Graeber’s work on this topic eventually brought him into an orbit with me and my colleagues Silke Helfrich and Michel Bauwens. With Graeber, we co-organized a workshop in 2016 on the meaning of value. The title of the report from that event says it all: “Re-imagining Value: Insights from the Care Economy, Commons, Cyberspace, and Nature.”
Progressives and other would-be political change agents are at a singular disadvantage in their advocacy efforts, said David, because they don’t have a serious, shared theory of value that can challenge the prevailing price theory of value used by economists. I regret to say that our workshop didn’t solve this problem, but we did clarify many theoretical issues and generate some promising lines of inquiry. It remains a topic that new economy movements should take pains to address.

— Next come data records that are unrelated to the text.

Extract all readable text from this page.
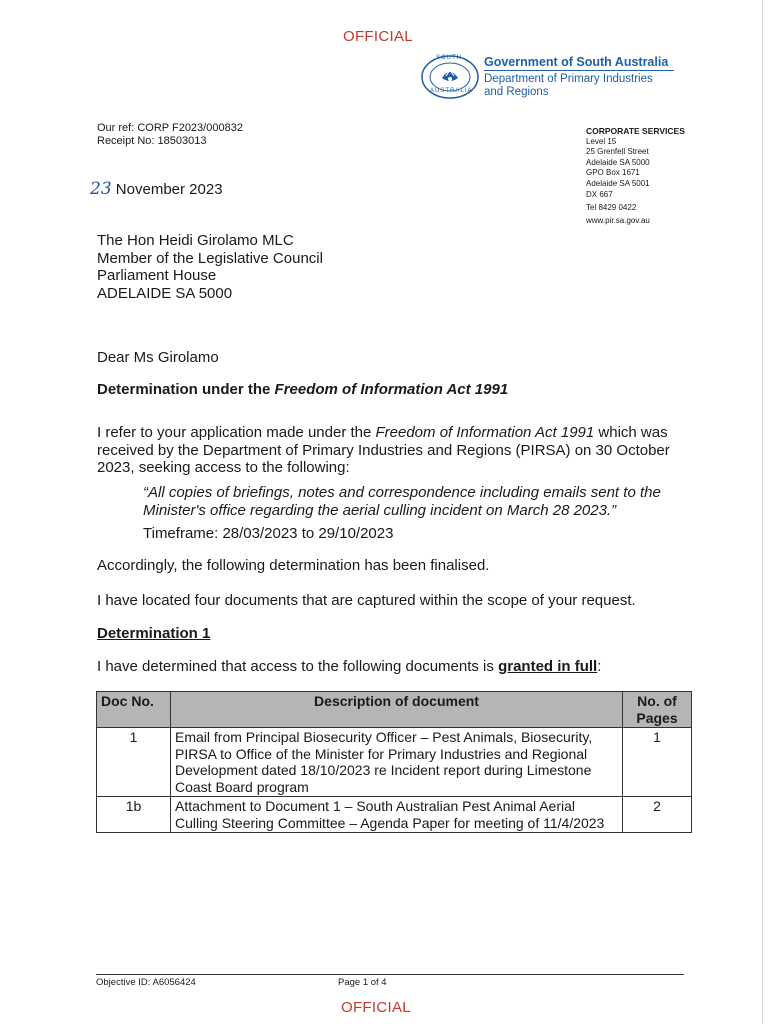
OFFICIAL
SOUTH
AUSTRALIA
Government of South Australia
Department of Primary Industries
and Regions
Our ref: CORP F2023/000832
Receipt No: 18503013
CORPORATE SERVICES
Level 15
25 Grenfell Street
Adelaide SA 5000
GPO Box 1671
Adelaide SA 5001
DX 667
Tel 8429 0422
www.pir.sa.gov.au
23 November 2023
The Hon Heidi Girolamo MLC
Member of the Legislative Council
Parliament House
ADELAIDE SA 5000
Dear Ms Girolamo
Determination under the Freedom of Information Act 1991
I refer to your application made under the Freedom of Information Act 1991 which was received by the Department of Primary Industries and Regions (PIRSA) on 30 October 2023, seeking access to the following:
“All copies of briefings, notes and correspondence including emails sent to the Minister's office regarding the aerial culling incident on March 28 2023.”
Timeframe: 28/03/2023 to 29/10/2023
Accordingly, the following determination has been finalised.
I have located four documents that are captured within the scope of your request.
Determination 1
I have determined that access to the following documents is granted in full:
Doc No.	Description of document	No. of Pages
1	Email from Principal Biosecurity Officer – Pest Animals, Biosecurity, PIRSA to Office of the Minister for Primary Industries and Regional Development dated 18/10/2023 re Incident report during Limestone Coast Board program	1
1b	Attachment to Document 1 – South Australian Pest Animal Aerial Culling Steering Committee – Agenda Paper for meeting of 11/4/2023	2
Objective ID: A6056424	Page 1 of 4
OFFICIAL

This was my sole personal encounter with Graeber, and it confirmed what I had heard from many sources – that he was a quirky polymath and absolutely authentic person. But he never let his daring ideas get clotted up with academic posturing or decorous euphemisms. David spoke earnestly from the heart, with intellectual sophistication, personal courage, and an off-kilter sense of the absurd.
He was the moving epicenter of a global network of brilliant friends and co-conspirators, each of whom fed his capacious imagination even as he generously returned the favor, throwing off bright sparks and providing intellectual and personal support. Many observers have noted that Graeber originated the Occupy movement phrase, “We are the 99%.” But he demurred, saying that he only came up with the idea of “the 99%.” Others on the Occupy organizing team came up with “We” and “are,” proving that committees can often do great work, he crowed.
As Graeber’s fame grew, he objected to being pigeonholed as the “anarchist anthropologist,” as if that were a standing identity. He regarded anarchism as something you do, not as an identity. This was of a piece with his rejection of formal roles and the tyranny of reputation. What could be more satisfying and generative than being a fully alive, curious, questing, adventurous human being?
I think this was ultimately what enabled him to come up with such astute judgments and astringent commentary in his books. I still remember his point about debt: “For me, this is what’s so pernicious about the morality of debt: the way that financial imperatives constantly try to reduce us all, despite ourselves, to the equivalent of pillagers, eyeing the world simply for what can be turned into money.”
Or: “The ultimate, hidden truth of the world is that it‘s something that we make, and could just as easily make differently.”
Or: "Whenever someone starts talking about the 'free market,' it's a good idea to look around for the many with the gun. He's never far away."
It feels gratuitous to repeat much of what has appeared on Twitter and other venues of appreciations for Graeber. For those unfamiliar with him, here is a link to the New York Times obit for him, and here is Rebecca Solnit’s appreciation in The Guardian.
I now realize how much comfort I took just from knowing Graeber was out there. I could count on him applying his deep and subtle scholarship to the problems of our time – and suggesting ingenious pathways forward, starting with ourselves. He was always scheming up new activist strategies, blending his antic imagination with serious purpose. And what could be more valuable, in the end, than responding to the human predicament with authenticity, serious thought, personal generosity, and humor?